Setelah selesai menghabiskan makananya Arum dan Bima pergi pulang. Hujan semakin besar menimbulkan petir dan angin yang kencang.
Bima benar-benar sangat berhati-hati mengendarai mobilnya. Belum lagi hujan yang sebentar menimbulkan genangan air yang lumayan dalam.
"Jakarta, hujan sebentar saja udah banjir dan macet di mana-mana," gumam Arum yang masih heran dengan kondisi ibu kota.
"Kayaknya kita bakal telat pulangnya Rum. Kamu kabarin ibu aja kalau kamu telat pulangnya.
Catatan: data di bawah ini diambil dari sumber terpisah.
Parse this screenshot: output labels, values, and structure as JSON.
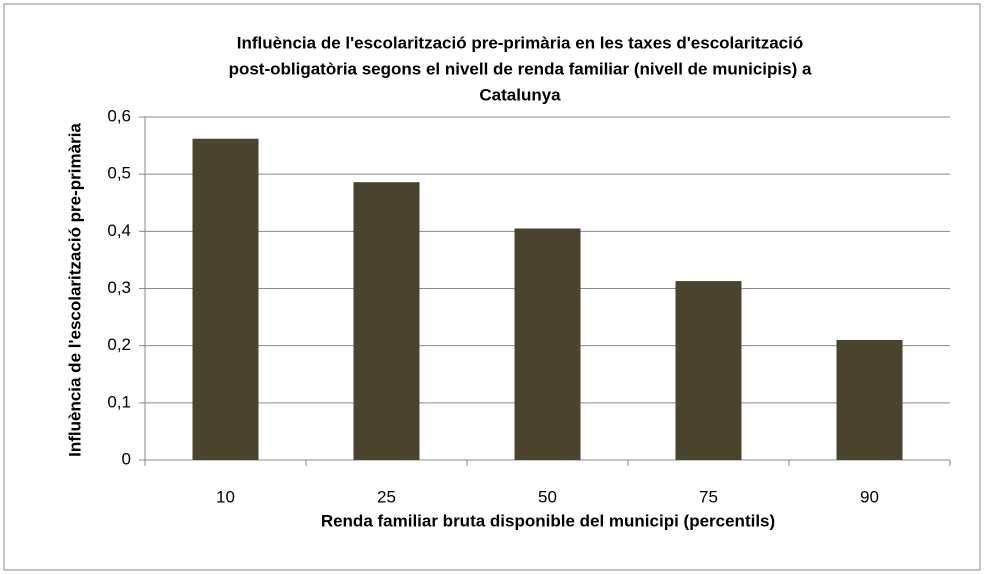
{
  "chart_data": {
    "type": "bar",
    "title": [
      "Influència de l'escolarització pre-primària en les taxes d'escolarització",
      "post-obligatòria segons el nivell de renda familiar (nivell de municipis) a",
      "Catalunya"
    ],
    "x_label": "Renda familiar bruta disponible del municipi (percentils)",
    "y_label": "Influència de l'escolarització pre-primària",
    "categories": [
      "10",
      "25",
      "50",
      "75",
      "90"
    ],
    "values": [
      0.562,
      0.486,
      0.405,
      0.313,
      0.21
    ],
    "color": "#4a432e",
    "ylim": [
      0,
      0.6
    ],
    "yticks": [
      0,
      {
        "value": 0.1,
        "label": "0,1"
      },
      {
        "value": 0.2,
        "label": "0,2"
      },
      {
        "value": 0.3,
        "label": "0,3"
      },
      {
        "value": 0.4,
        "label": "0,4"
      },
      {
        "value": 0.5,
        "label": "0,5"
      },
      {
        "value": 0.6,
        "label": "0,6"
      }
    ],
    "grid": true
  }
}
Macetnya parah banget ini."
"Ibu di kampung Mas, sama Raka sama Bapak. Paling pulang Minggu depan."
"Kamu di rumah sendiri?"
"Ngga kok, ada Satria. Tapi dia emang pulangnya tengah malem terus."
"Kalian berdua doang di rumah?"
Arum mengangguk.
Bima kembali teringat, Satria punya peluang yang besar untuk dekat dengan Arum. Ingin sekali Bima tahu lebih dalam kedekatan Arum dan Satria. Tapi dia juga tidak boleh terlalu posesif pada Arum. Walau Satria dengan tekadnya menyukai Arum. Tapi ada tembok besar yang Satria tidak bisa lewati begitu saja.
Dia percaya Satria tidak akan berbuat nekat atau aneh pada Arum. Bagaimanapun, Bima tahu Satria sangat menjaga arum. Tapi tetap saja dia khawatir.
Suara dering ponsel Arum berbunyi, dan Arum segera mengangkat telfon itu.
"Lu dimana sih, Nyet! Udah jam 11 kagak ada di rumah!" seru Satria dari balik telefon.
"Macet, tau. Ini masih di jalan. Lagian tumben amat lu udah pulang, biasanya kek kalong lu pulangnya jam 2 atau jam 3."
"Eh, anak monyet. Gue sengaja pulang cepet karena ujan angin deras banget Ama gluduk juga. Lu di rumah sendiri. Tau gitu lu masih di jalan gue jemput tadi. Lu di mana emang? Biar gue jemput."
"Ngga usah, gue pulang sama Mas Bima. Lu ngga usah khawatir."
"Siapa yang khawatir, Nyet. Gue cuma takut ibu nanyain lu ke gue."
"Iya-iya, berisik banget lu. Ini udah bentar lagi sampe." Arum menutup telfonnya.
"Satria ternyata peduli banget ya, sama kamu Rum?" tanya Bima yang tak sengaja mendengar percakapan Arum dan Satria.
"Walau dia kek preman sebenarnya dia baik kok, Mas. Dia juga suka bantu Arum dan Ibu. Makanya ibu sayang banget sama dia kaya anak kandungnya."
"Hmmm gitu toh."
Tak lama kemudian Bima dan Arum sampai di rumah. Bima segera turun dari mobil dan memayungin Arum dengan tubuhnya menuju rumah.
"Ya ampun, Mas jadi basah semua."
"Ngga apa-apa, Rum. Nanti sampai rumah Mas langsung mandi terus ganti baju."
Arum mengelap rambut Bima yang basah karena hujan.
"Arum! Masuk!" Satria muncul dan langsung menyuruh Arum masuk.
Dengan tatapan tajam pada Bima dia mendekati mereka.